La guerre menée par l 'Arabie saoudite au Yémen contre les Houthis du Nord, désormais alliés de l'Iran et du Hezbollah, semble prendre mauvaise tournure, ceci aux dépends de Ryad.

Loin d'être de simples « rebelles » comme on ne cesse de les désigner en Europe, les Houthis représentent la composante chiite d'une organisation bien plus large, incluant notamment le Corps des gardiens de la révolution islamique (IRGC) ou Pasdaran en Iran, le Service de sécurité préventive (PSS) de Palestine, les trois branches du renseignement du Hezbollah libanais, et enfin, avec le service de renseignement du Hamas, basé à Gaza mais dont les agents sont répartis dans tout le Moyen-Orient. Cette organisation bénéficie d'un appui politique et éventuellement militaire de Bashar al Assad en Syrie et chaque fois que nécessaire des Russes.

Au contraire l'alliance arabe constituée non sans mal d'ailleurs par le Royaume Saoudien avec l'appui militaire et financier des Etats-Unis, représente directement les intérêts de ceux-ci et des Royaumes pétroliers sunnites ayant choisi le camp américain. Elle visait à éliminer les Houthis et plus généralement l'Iran, du Yémen d'abord, de la péninsule arabe ensuite. Or comme on le constate depuis des mois, cette alliance piétine sur le plan militaire. Elle se borne à faire des milliers de morts dans la population yéménite civile, sans mentionner des destructions du patrimoine agricole conduisant à de vastes famines.

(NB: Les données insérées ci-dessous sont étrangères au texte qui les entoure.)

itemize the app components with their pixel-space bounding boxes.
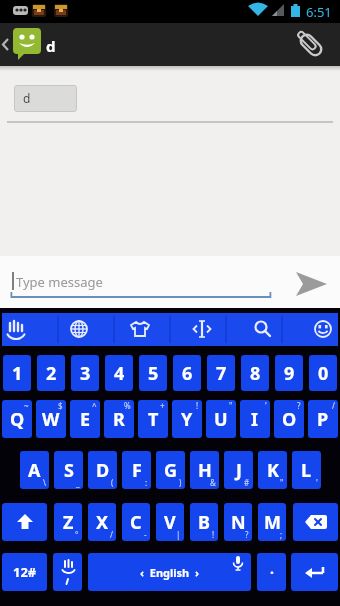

Malgré ses rodomontades et les armes et dollars fournis par Washington le futur héritier de la couronne le prince Mohammed ben Salmame al Saoud ne réussit pas à mettre en place une force militaire crédible. Il s'ensuit que les partis qui s'opposaient pour le pouvoir au Yémen sont en train de s'allier pour éliminer les interventions saoudiennes.

Comme l'indique Sputnik (cf lien ci-dessous) :

« Après une phase de conflit qui a culminé avec l'assassinat en décembre 2017 de l'ex-Président Ali Abdullah Saleh, les Houthis et les partisans du parti du Congrès général du peuple, fondé par l'ex-leader, ont décidé de mettre de côté leurs différents et ouvrir une nouvelle page de leurs relations afin de combattre l'intervention étrangère ».

Dans le cadre de ce rapprochement, les Houthis ont décidé de libérer des centaines de prisonniers politiques et militaires du Sud qu'ils avaient récemment arrêtés à la suite de leurs succès militaires récents.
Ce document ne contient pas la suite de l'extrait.